Partnerin wider Willen
ermahnte Ellen ihn. »Rück raus damit.«
»Kessler hatte Flunitrazepam im Blut. Das Zeug ist Bestandteil von Narkosemitteln. Wird von Bösewichtern gern auch als K.o.-Tropfen verwendet.«
»Kessler wurde also betäubt.«
»Genau. Und anschließend im Wasser abgeladen. Wo er dann ertrank.«
»Steht das fest?«
»Alles spricht dafür, meint der Doc.«
Ellen nickte. »Na gut. Dann wissen wir das schon mal.« Sie griente vor sich hin. »Tja, tut mir leid für dich, Kollege.«
»Wieso?« Marco klang verdutzt.
»Deine Lieblingstheorie hat damit einen Schönheitsfehler. Frau Kessler hätte ihrem Mann zwar die Tropfen in einen Drink geben, ihn aber kaum durch die Gegend schleppen können.«
Dafür wusste Marco eine einfache Lösung. »Sie kann einen Komplizen gehabt haben.«
Ellen feixte. »Du gibst nicht auf, was?«
»Nicht, dass ich an der Theorie hänge, aber widerlegt ist sie noch lange nicht«, erwiderte Marco. Dann kam er auf den Ausgangspunkt zurück: »Das war aber noch nicht alles vom Doc. Er hat die übrigen Verletzungen des Opfers genauer untersucht. Dabei fand er neben den Hämatomen eine Risswunde in der Innenhand. Und in der Wunde Farbabrieb. Mikroskopisch winzige, gelbe Partikel.«
»Irgendeine Idee, welchen Ursprungs?«
»Leider nicht. Er schickt eine Probe in die KTU.«
»Wäre ja auch zu schön gewesen«, seufzte Ellen.
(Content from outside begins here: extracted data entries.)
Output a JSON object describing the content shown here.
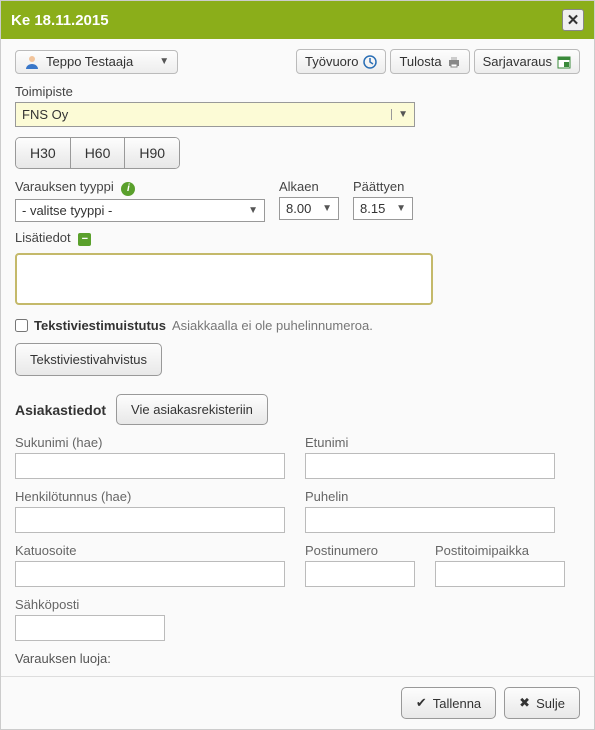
{
  "title": "Ke 18.11.2015",
  "person": "Teppo Testaaja",
  "top_buttons": {
    "tyovuoro": "Työvuoro",
    "tulosta": "Tulosta",
    "sarjavaraus": "Sarjavaraus"
  },
  "toimipiste": {
    "label": "Toimipiste",
    "value": "FNS Oy"
  },
  "durations": [
    "H30",
    "H60",
    "H90"
  ],
  "varauksen_tyyppi": {
    "label": "Varauksen tyyppi",
    "value": "- valitse tyyppi -"
  },
  "alkaen": {
    "label": "Alkaen",
    "value": "8.00"
  },
  "paattyen": {
    "label": "Päättyen",
    "value": "8.15"
  },
  "lisatiedot": {
    "label": "Lisätiedot",
    "value": ""
  },
  "sms_reminder_label": "Tekstiviestimuistutus",
  "sms_reminder_note": "Asiakkaalla ei ole puhelinnumeroa.",
  "sms_confirm_button": "Tekstiviestivahvistus",
  "asiakastiedot_heading": "Asiakastiedot",
  "vie_button": "Vie asiakasrekisteriin",
  "fields": {
    "sukunimi": {
      "label": "Sukunimi (hae)",
      "value": ""
    },
    "etunimi": {
      "label": "Etunimi",
      "value": ""
    },
    "henkilotunnus": {
      "label": "Henkilötunnus (hae)",
      "value": ""
    },
    "puhelin": {
      "label": "Puhelin",
      "value": ""
    },
    "katuosoite": {
      "label": "Katuosoite",
      "value": ""
    },
    "postinumero": {
      "label": "Postinumero",
      "value": ""
    },
    "postitoimipaikka": {
      "label": "Postitoimipaikka",
      "value": ""
    },
    "sahkoposti": {
      "label": "Sähköposti",
      "value": ""
    }
  },
  "varauksen_luoja": "Varauksen luoja:",
  "footer": {
    "tallenna": "Tallenna",
    "sulje": "Sulje"
  }
}
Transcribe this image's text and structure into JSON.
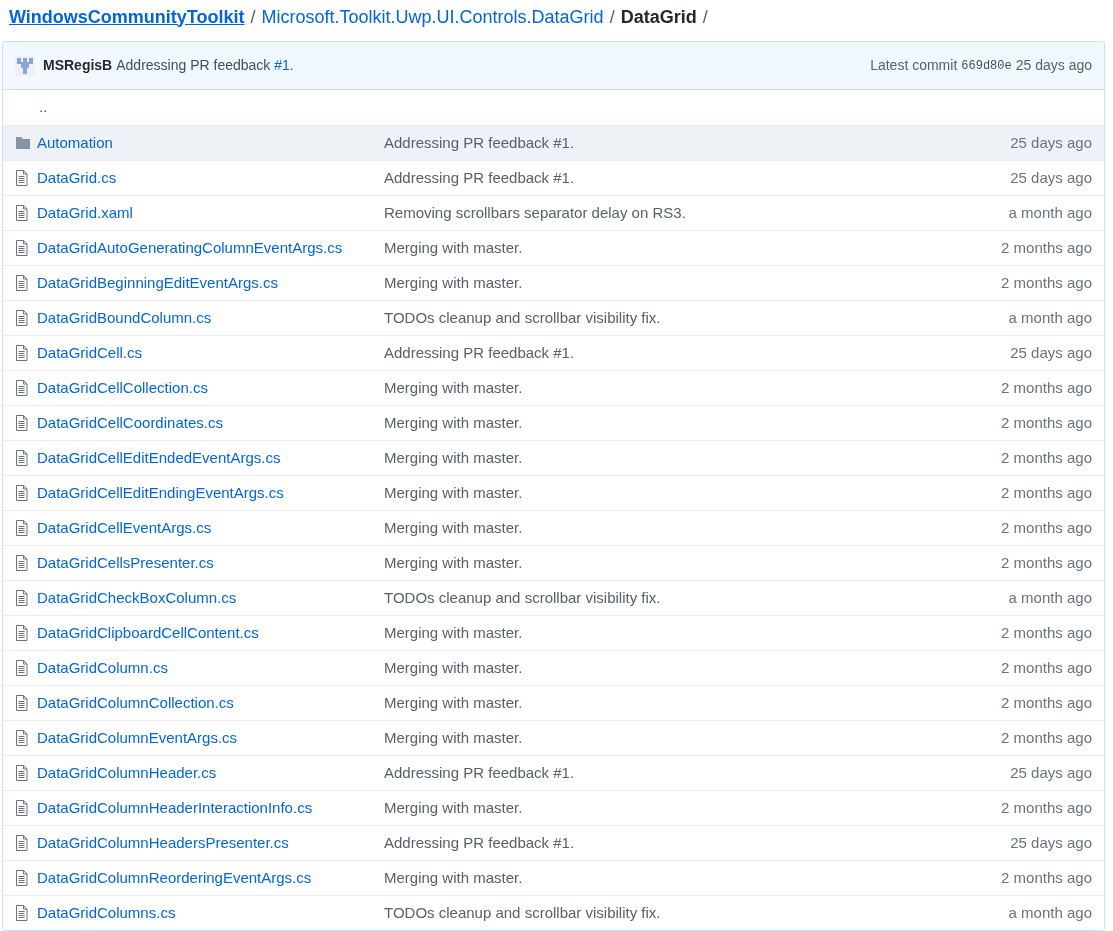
{
  "breadcrumb": [
    {
      "label": "WindowsCommunityToolkit",
      "kind": "root"
    },
    {
      "label": "/",
      "kind": "separator"
    },
    {
      "label": "Microsoft.Toolkit.Uwp.UI.Controls.DataGrid",
      "kind": "link"
    },
    {
      "label": "/",
      "kind": "separator"
    },
    {
      "label": "DataGrid",
      "kind": "current"
    },
    {
      "label": "/",
      "kind": "separator"
    }
  ],
  "commit": {
    "author": "MSRegisB",
    "message": "Addressing PR feedback",
    "issue_link": "#1",
    "message_end": ".",
    "latest_label": "Latest commit",
    "sha": "669d80e",
    "age": "25 days ago"
  },
  "parent_link": "..",
  "files": [
    {
      "kind": "folder",
      "name": "Automation",
      "message": "Addressing PR feedback #1.",
      "age": "25 days ago",
      "selected": true
    },
    {
      "kind": "file",
      "name": "DataGrid.cs",
      "message": "Addressing PR feedback #1.",
      "age": "25 days ago",
      "selected": false
    },
    {
      "kind": "file",
      "name": "DataGrid.xaml",
      "message": "Removing scrollbars separator delay on RS3.",
      "age": "a month ago",
      "selected": false
    },
    {
      "kind": "file",
      "name": "DataGridAutoGeneratingColumnEventArgs.cs",
      "message": "Merging with master.",
      "age": "2 months ago",
      "selected": false
    },
    {
      "kind": "file",
      "name": "DataGridBeginningEditEventArgs.cs",
      "message": "Merging with master.",
      "age": "2 months ago",
      "selected": false
    },
    {
      "kind": "file",
      "name": "DataGridBoundColumn.cs",
      "message": "TODOs cleanup and scrollbar visibility fix.",
      "age": "a month ago",
      "selected": false
    },
    {
      "kind": "file",
      "name": "DataGridCell.cs",
      "message": "Addressing PR feedback #1.",
      "age": "25 days ago",
      "selected": false
    },
    {
      "kind": "file",
      "name": "DataGridCellCollection.cs",
      "message": "Merging with master.",
      "age": "2 months ago",
      "selected": false
    },
    {
      "kind": "file",
      "name": "DataGridCellCoordinates.cs",
      "message": "Merging with master.",
      "age": "2 months ago",
      "selected": false
    },
    {
      "kind": "file",
      "name": "DataGridCellEditEndedEventArgs.cs",
      "message": "Merging with master.",
      "age": "2 months ago",
      "selected": false
    },
    {
      "kind": "file",
      "name": "DataGridCellEditEndingEventArgs.cs",
      "message": "Merging with master.",
      "age": "2 months ago",
      "selected": false
    },
    {
      "kind": "file",
      "name": "DataGridCellEventArgs.cs",
      "message": "Merging with master.",
      "age": "2 months ago",
      "selected": false
    },
    {
      "kind": "file",
      "name": "DataGridCellsPresenter.cs",
      "message": "Merging with master.",
      "age": "2 months ago",
      "selected": false
    },
    {
      "kind": "file",
      "name": "DataGridCheckBoxColumn.cs",
      "message": "TODOs cleanup and scrollbar visibility fix.",
      "age": "a month ago",
      "selected": false
    },
    {
      "kind": "file",
      "name": "DataGridClipboardCellContent.cs",
      "message": "Merging with master.",
      "age": "2 months ago",
      "selected": false
    },
    {
      "kind": "file",
      "name": "DataGridColumn.cs",
      "message": "Merging with master.",
      "age": "2 months ago",
      "selected": false
    },
    {
      "kind": "file",
      "name": "DataGridColumnCollection.cs",
      "message": "Merging with master.",
      "age": "2 months ago",
      "selected": false
    },
    {
      "kind": "file",
      "name": "DataGridColumnEventArgs.cs",
      "message": "Merging with master.",
      "age": "2 months ago",
      "selected": false
    },
    {
      "kind": "file",
      "name": "DataGridColumnHeader.cs",
      "message": "Addressing PR feedback #1.",
      "age": "25 days ago",
      "selected": false
    },
    {
      "kind": "file",
      "name": "DataGridColumnHeaderInteractionInfo.cs",
      "message": "Merging with master.",
      "age": "2 months ago",
      "selected": false
    },
    {
      "kind": "file",
      "name": "DataGridColumnHeadersPresenter.cs",
      "message": "Addressing PR feedback #1.",
      "age": "25 days ago",
      "selected": false
    },
    {
      "kind": "file",
      "name": "DataGridColumnReorderingEventArgs.cs",
      "message": "Merging with master.",
      "age": "2 months ago",
      "selected": false
    },
    {
      "kind": "file",
      "name": "DataGridColumns.cs",
      "message": "TODOs cleanup and scrollbar visibility fix.",
      "age": "a month ago",
      "selected": false
    }
  ]
}
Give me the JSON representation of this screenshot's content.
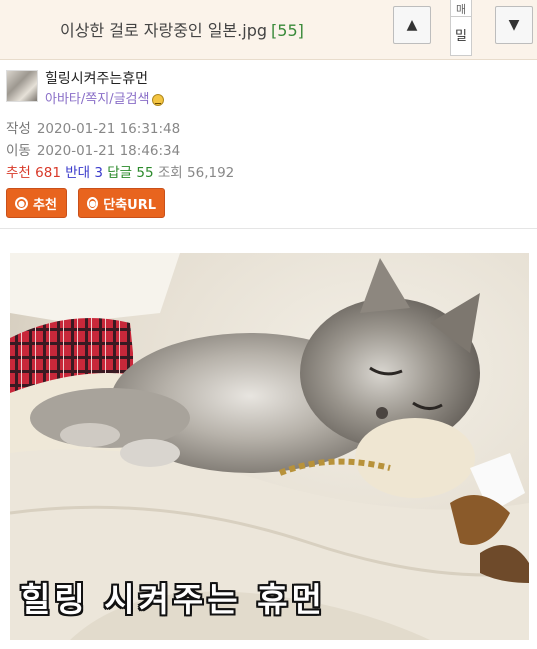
{
  "post": {
    "title": "이상한 걸로 자랑중인 일본.jpg",
    "comment_count": "[55]"
  },
  "nav": {
    "up_icon": "triangle-up-icon",
    "down_icon": "triangle-down-icon",
    "tab_top": "매",
    "tab_bottom": "밀"
  },
  "author": {
    "nickname": "힐링시켜주는휴먼",
    "link_avatar": "아바타",
    "sep": "/",
    "link_message": "쪽지",
    "link_search": "글검색"
  },
  "meta": {
    "written_label": "작성",
    "written": "2020-01-21 16:31:48",
    "moved_label": "이동",
    "moved": "2020-01-21 18:46:34",
    "recommend_label": "추천",
    "recommend": "681",
    "oppose_label": "반대",
    "oppose": "3",
    "reply_label": "답글",
    "reply": "55",
    "views_label": "조회",
    "views": "56,192"
  },
  "buttons": {
    "recommend": "추천",
    "short_url": "단축URL"
  },
  "image": {
    "caption": "힐링 시켜주는 휴먼"
  },
  "colors": {
    "accent": "#e8641e",
    "recommend": "#d83a2a",
    "oppose": "#3a3acb",
    "reply": "#2c8a2c",
    "link": "#8a6fc8"
  }
}
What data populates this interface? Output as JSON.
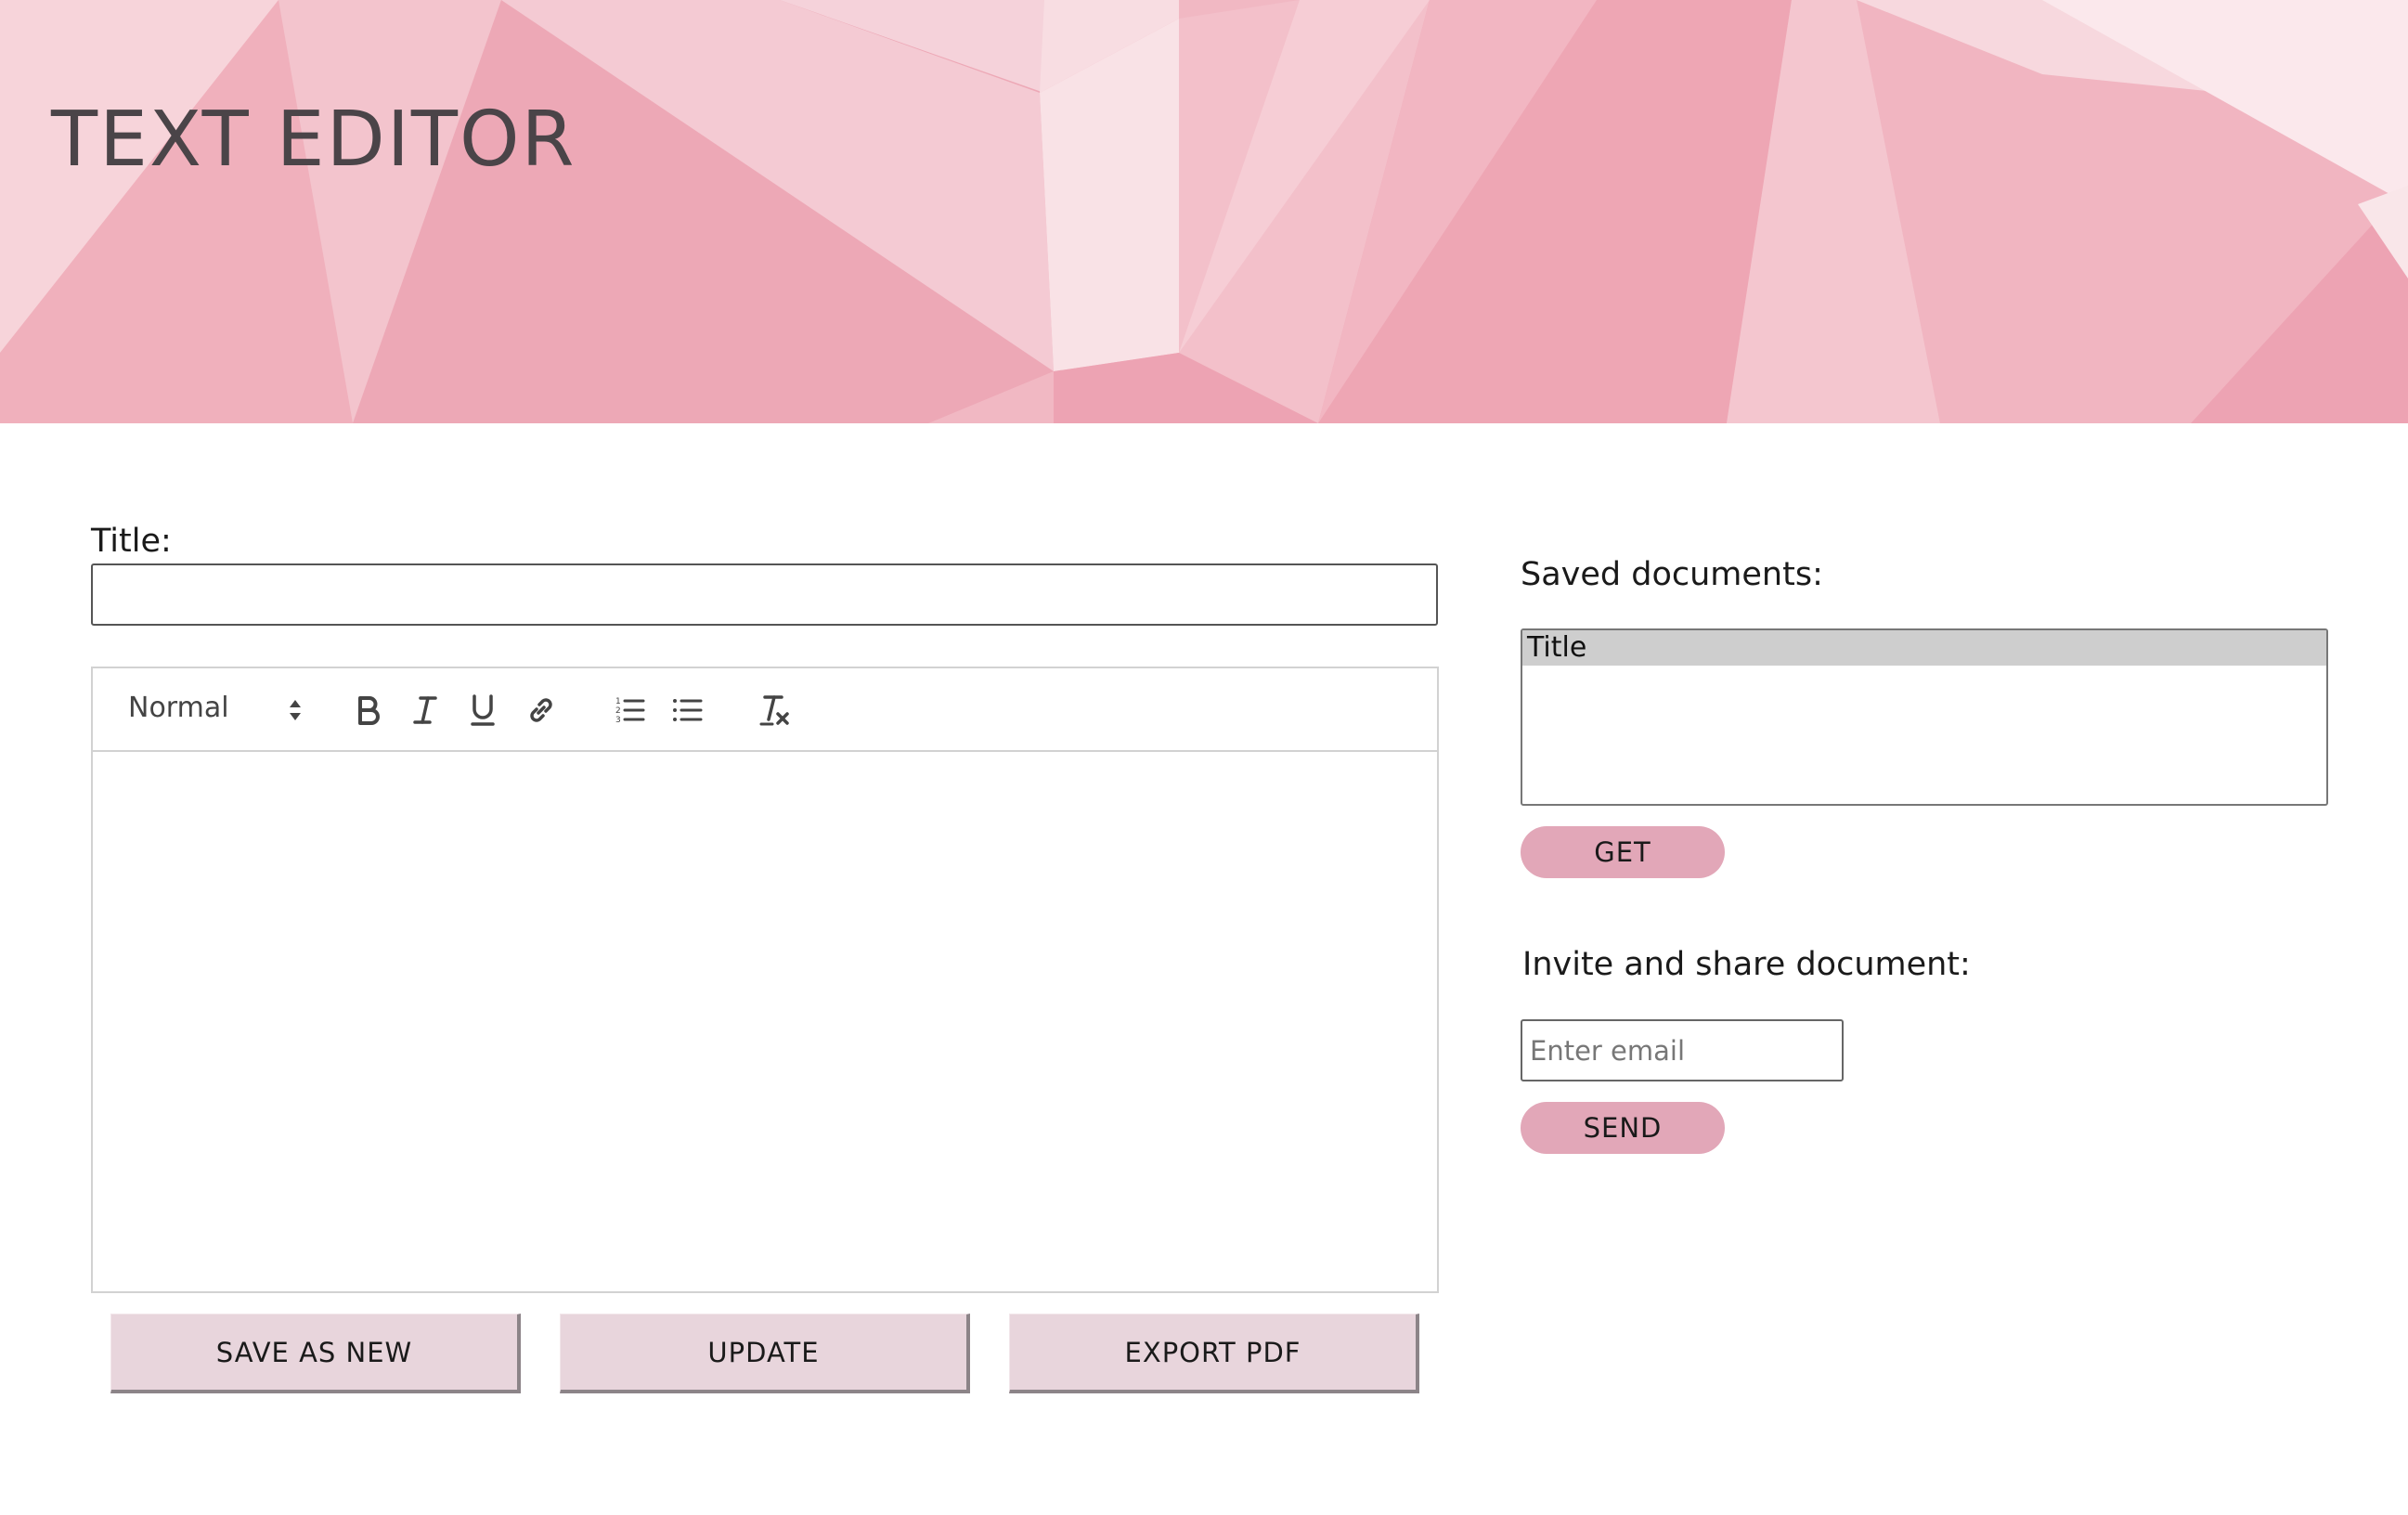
{
  "app": {
    "title": "TEXT EDITOR"
  },
  "editor": {
    "title_label": "Title:",
    "title_value": "",
    "format_select": "Normal",
    "toolbar": {
      "icons": [
        "bold-icon",
        "italic-icon",
        "underline-icon",
        "link-icon",
        "ordered-list-icon",
        "bullet-list-icon",
        "clear-format-icon"
      ]
    },
    "body": ""
  },
  "actions": {
    "save_as_new": "SAVE AS NEW",
    "update": "UPDATE",
    "export_pdf": "EXPORT PDF"
  },
  "saved": {
    "label": "Saved documents:",
    "options": [
      "Title"
    ],
    "get_button": "GET"
  },
  "share": {
    "label": "Invite and share document:",
    "email_placeholder": "Enter email",
    "send_button": "SEND"
  },
  "colors": {
    "banner_pink": "#f1b8c3",
    "pill_button": "#e2a7b8",
    "action_button": "#e8d5dc",
    "title_text": "#4a4448"
  }
}
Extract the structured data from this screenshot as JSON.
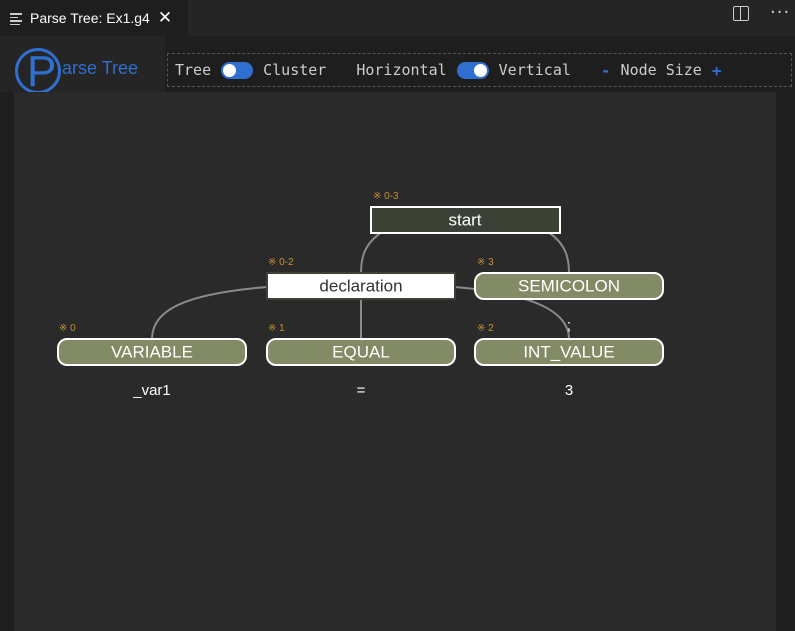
{
  "tab": {
    "title": "Parse Tree: Ex1.g4",
    "close": "✕"
  },
  "header": {
    "logo_letter": "P",
    "logo_text": "arse Tree",
    "toolbar": {
      "tree": "Tree",
      "cluster": "Cluster",
      "horizontal": "Horizontal",
      "vertical": "Vertical",
      "minus": "-",
      "node_size": "Node Size",
      "plus": "+"
    }
  },
  "colors": {
    "accent": "#2f6fcf",
    "rule_node_dark": "#3b4134",
    "rule_node_light": "#ffffff",
    "terminal_node": "#838b66",
    "index_text": "#c98f36"
  },
  "tree": {
    "start": {
      "label": "start",
      "index": "※ 0-3"
    },
    "declaration": {
      "label": "declaration",
      "index": "※ 0-2"
    },
    "semicolon": {
      "label": "SEMICOLON",
      "index": "※ 3",
      "token": ";"
    },
    "variable": {
      "label": "VARIABLE",
      "index": "※ 0",
      "token": "_var1"
    },
    "equal": {
      "label": "EQUAL",
      "index": "※ 1",
      "token": "="
    },
    "int_value": {
      "label": "INT_VALUE",
      "index": "※ 2",
      "token": "3"
    }
  }
}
Marco brummte so etwas wie Zustimmung. »Okay«, meinte er dann. »Ich kümmere mich jetzt um die Familie Kessler. Wann kommst du wieder rein?«
»Auf jeden Fall vor Feierabend. Dann stimmen wir uns ab.«
»In Ordnung.«
Ellen unterbrach die Verbindung. Automatisch wanderte ihr Blick wieder in den Rückspiegel. Für einen Moment war sie versucht, auf die Bremse zu treten. Dana würde ihr hintendrauf rauschen, sich ein paar ihrer Knochen brechen und die nächsten Wochen im Krankenhaus, oder zumindest zu Hause im Bett, verbringen. Wo sie keinen Schaden anrichten konnte.
Ellen erfreute sich einige Sekunden an der Vorstellung, verwarf die Durchführung der Idee aber schließlich schweren Herzens. So wenig sie Dana auch mochte – das war dann doch eine Spur zu drastisch. Mit etwas Glück würde die Journalistin der Sache ja müde, hoffte Ellen. Leuten immer wieder dieselben Fragen stellen, Aussagen vergleichen, Alibis überprüfen, das war langwierig und auf Dauer wenig aufregend. Vielleicht gab Dana Wegener sich ja morgen schon mit der Kurzfassung vom Tag zufrieden. Möglich auch, dass es dann bereits eine neue, spannendere Story gab. Allerdings brauchte es schon einiges, um einen Mord zu toppen. Zwei Ereignisse vom Format Superstory in einer Stadt wie Perleberg?
Ellen seufzte. Nein, eher unwahrscheinlich. Dana Wegener blieb ihr wohl noch eine Weile erhalten. Sie bog in die Lenzer Straße und parkte den Wagen direkt vor dem Gebäude von Kessler Immobilien. Danas Motorrad stoppte unmittelbar hinter ihr. Ellen stieg aus dem Wagen. »Zu Gerstäcker gehe ich allein rein«, sagte sie zu Dana, die gerade abstieg.
»Oh nein. Das ist nicht unsere Abmachung«, widersprach Dana sofort. »Ich komme mit, und zwar überall hin.«
»Aber Gerstäcker weiß, wer Sie sind«, widersprach Ellen. »Und ich wette, er hat Ihren heutigen Artikel gelesen. Wie erklären wir ihm unser gemeinsames Erscheinen?«
»Müssen wir das?«, fragte Dana schlicht.
Ellen versuchte ruhig zu bleiben. »Ich hole nur eine Liste«, sagte sie betont akzentuiert. »Sie verpassen nichts.«
»Das weiß man vorher nie«, meinte Dana lax.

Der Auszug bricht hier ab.